Interminado não é uma
palavra dicionarizada, pena, porque interminado no texto tem a função de aludir
àquilo que não se termina. Mas, que não é algo interminável. O interminável parece
ter a vida toda e todas as existências para acontecer, já o interminado é o
oposto, o antônimo, já que representa, algo que finda antes de termos chegado
ao fim. O interminado é similar ao não acabado. Aquela concepção freudiana que
ganhou matrizes existencialistas de que o homem é um ser inacabado, um ser por
fazer, um projeto. O interminado é esse mesmo lançar rumo às incertezas do
infinito, sem que o alcance. Esse hiato, esse lapso é o interminado. É basicamente
sobre ele que falamos.
O interminado permeia
todo o filme, está em toda vida. O interminado é esse final da vida antes da
despedida. É o aperto de mão sem a possibilidade de um abraço. É o primeiro
orgasmo que será contabilizado como a última transa. O interminado é o fim que
chega, a dor que arranca, a perna amputada que ainda tenta andar. O interminado
é esse flerte miserável e compulsivo, obsessivo da vida, com uma paixão latente
pela vida, que acaba se encontrando com a morte. O interminado é a paixão que
acaba antes do amor morrer, ou o amor que cessa sem avisar. O interminado é a
dor da escala 10 da personagem.
Durante o filme não
derramamos uma lágrima sequer para a morte, não é ela que nos causa espécie, o
choro vem pela brevidade da vida. Nos causa lágrimas esse encontro certo, inexpugnável, mas
que nos choca todas as vezes que acontece... o interminado. Como somos
dependentes do depois do amanhã. Como carecemos de uma consequência de fatos. Como
somos frágeis diante do fim inesperado, do interminado. Os dois jovens do filme
não se conformam ( talvez mais ele do que ela) do livro terminar no meio de uma
frase. Mas, na realidade, quantos de nós terminamos alguma coisa quando queremos?
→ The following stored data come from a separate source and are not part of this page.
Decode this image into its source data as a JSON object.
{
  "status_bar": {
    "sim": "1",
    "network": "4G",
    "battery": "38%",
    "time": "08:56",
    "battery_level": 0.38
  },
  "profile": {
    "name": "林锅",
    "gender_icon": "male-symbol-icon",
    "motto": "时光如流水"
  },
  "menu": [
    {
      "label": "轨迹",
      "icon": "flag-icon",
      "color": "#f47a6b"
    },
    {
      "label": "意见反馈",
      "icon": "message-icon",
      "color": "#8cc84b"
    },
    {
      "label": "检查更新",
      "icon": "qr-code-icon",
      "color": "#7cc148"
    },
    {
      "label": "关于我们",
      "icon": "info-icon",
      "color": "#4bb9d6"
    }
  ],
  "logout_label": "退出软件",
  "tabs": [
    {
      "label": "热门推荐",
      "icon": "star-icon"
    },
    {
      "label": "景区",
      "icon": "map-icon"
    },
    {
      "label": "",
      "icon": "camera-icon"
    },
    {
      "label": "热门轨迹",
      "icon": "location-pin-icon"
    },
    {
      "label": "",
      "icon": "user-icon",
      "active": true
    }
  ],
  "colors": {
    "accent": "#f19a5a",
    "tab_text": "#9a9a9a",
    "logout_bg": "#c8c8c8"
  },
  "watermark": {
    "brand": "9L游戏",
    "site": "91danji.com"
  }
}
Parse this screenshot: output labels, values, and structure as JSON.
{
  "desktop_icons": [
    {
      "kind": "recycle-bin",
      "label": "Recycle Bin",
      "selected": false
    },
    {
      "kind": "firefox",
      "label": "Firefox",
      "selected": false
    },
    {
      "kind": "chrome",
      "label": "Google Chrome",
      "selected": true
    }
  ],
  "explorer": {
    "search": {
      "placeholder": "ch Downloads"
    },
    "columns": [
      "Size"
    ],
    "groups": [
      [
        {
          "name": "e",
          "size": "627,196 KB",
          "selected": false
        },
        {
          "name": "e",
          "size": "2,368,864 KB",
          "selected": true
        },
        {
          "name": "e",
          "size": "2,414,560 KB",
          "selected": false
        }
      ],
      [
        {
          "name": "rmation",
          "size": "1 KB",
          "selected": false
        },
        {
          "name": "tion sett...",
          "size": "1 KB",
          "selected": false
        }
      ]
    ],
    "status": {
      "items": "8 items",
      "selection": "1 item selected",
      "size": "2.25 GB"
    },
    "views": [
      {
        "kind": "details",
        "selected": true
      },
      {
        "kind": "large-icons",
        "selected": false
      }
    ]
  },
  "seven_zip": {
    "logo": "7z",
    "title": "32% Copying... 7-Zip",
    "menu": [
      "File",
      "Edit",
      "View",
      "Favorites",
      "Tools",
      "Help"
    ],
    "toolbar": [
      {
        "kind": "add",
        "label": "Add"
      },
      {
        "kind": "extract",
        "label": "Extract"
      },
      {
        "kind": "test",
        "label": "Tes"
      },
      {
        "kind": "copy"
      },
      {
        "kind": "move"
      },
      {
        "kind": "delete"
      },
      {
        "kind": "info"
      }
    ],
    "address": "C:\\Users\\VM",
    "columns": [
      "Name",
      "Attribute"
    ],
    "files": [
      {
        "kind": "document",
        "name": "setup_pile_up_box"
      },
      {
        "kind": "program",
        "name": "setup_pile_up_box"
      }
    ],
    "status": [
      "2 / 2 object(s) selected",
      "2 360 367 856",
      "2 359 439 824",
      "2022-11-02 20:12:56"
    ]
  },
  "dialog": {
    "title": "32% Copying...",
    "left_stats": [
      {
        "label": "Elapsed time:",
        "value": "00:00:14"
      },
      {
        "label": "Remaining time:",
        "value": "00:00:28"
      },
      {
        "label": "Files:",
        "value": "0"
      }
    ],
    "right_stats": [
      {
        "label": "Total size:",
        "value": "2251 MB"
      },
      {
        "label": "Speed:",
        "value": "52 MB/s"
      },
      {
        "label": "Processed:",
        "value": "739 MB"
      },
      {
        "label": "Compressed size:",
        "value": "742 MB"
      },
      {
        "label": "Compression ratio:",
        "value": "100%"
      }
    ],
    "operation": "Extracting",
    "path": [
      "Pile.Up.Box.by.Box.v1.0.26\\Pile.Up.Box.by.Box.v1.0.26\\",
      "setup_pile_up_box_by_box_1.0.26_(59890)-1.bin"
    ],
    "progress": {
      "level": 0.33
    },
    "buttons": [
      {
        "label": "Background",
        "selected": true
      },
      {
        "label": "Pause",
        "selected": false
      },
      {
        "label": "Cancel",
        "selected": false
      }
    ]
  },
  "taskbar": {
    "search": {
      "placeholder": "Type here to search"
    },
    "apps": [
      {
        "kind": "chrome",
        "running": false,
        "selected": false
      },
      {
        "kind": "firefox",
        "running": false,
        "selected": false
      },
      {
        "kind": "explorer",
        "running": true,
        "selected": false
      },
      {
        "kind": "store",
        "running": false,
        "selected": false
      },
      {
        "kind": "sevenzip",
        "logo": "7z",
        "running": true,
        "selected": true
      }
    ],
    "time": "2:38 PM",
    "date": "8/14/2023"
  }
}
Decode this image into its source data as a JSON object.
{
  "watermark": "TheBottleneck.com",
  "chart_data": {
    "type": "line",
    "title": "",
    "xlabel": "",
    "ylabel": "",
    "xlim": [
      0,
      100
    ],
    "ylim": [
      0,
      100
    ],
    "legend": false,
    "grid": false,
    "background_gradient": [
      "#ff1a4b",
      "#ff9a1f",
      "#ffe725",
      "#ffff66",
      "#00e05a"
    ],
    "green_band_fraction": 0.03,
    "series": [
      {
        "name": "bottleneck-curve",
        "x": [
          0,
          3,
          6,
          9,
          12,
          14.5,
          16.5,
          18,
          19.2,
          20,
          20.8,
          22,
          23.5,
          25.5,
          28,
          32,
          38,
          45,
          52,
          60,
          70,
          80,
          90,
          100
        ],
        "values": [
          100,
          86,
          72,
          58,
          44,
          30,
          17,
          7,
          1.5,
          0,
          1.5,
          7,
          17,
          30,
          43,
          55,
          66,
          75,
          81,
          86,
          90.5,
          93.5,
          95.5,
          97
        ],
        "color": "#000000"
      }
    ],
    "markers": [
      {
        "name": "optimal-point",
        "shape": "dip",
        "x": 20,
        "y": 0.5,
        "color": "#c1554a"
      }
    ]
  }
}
Quem termina uma paixão na hora que deseja? Quem cessa uma transa na hora que
quer? Quem se prepara para a morte antes de ela bater na porta e quando ela
bate, já levou. Nossos personagens vitimados pelo câncer desde tenra idade,
flertam com a morte e o que ela tem de mais belo, o interminado. E eles ensinam
cada uma das pessoas do seu convívio a viverem melhor, a serem melhor. Eles transformam
o intermindado em infinito. Não um infinito interminável, mas o infinito que
faz o sorriso do filho, o olhar da mãe, o beijo da amiga, as mãos dadas com a
mulher que se ama ser eterno. Uma eternidade fugaz, breve como um segundo, mas
profunda como o infinito. É sensacional saber que os jovens estão lendo isso. É
sensacional saber que essa gratidão de ter estado com uma pessoa por um
instante faz valer toda uma existência de dor. Um único segundo de amor. Uma única
bafejada de carinho, um hálito de esperança proporcionado pelo ser que nos ama,
faz toda uma existência valer a pena. É sensacional saber que esse amor está
sendo vivido na Terra. E mais ainda que jovens de 15, 18, 20 anos estão
aprendendo sobre ele. Um amor que fui re-conhecer aos 40 e que alguns morrem
aos 95 sem nunca ter conhecido. Amei essa brevidade nas entrelinhas do livro.
Outra brevidade não menos
importante é a de que nós precisamos do adeus, das despedidas, do último
abraço. Nós precisamos dos finais, quando ele não acontece ficamos no vácuo e o
vazio acaba nos preenchendo. Em alguns o vazio preenche todos os espaços, corrói
tudo o que havia, ficando uma dor que dilacera. Em outros, o vazio é preenchido
por outros instantes, ou pela gratidão de um infinito proporcionado por uma
transa, um sorriso, uma convivência, uma amizade. É estranho como que o amor, a
gratidão é capaz de preencher o interminado com um sentido que ocupa toda vida.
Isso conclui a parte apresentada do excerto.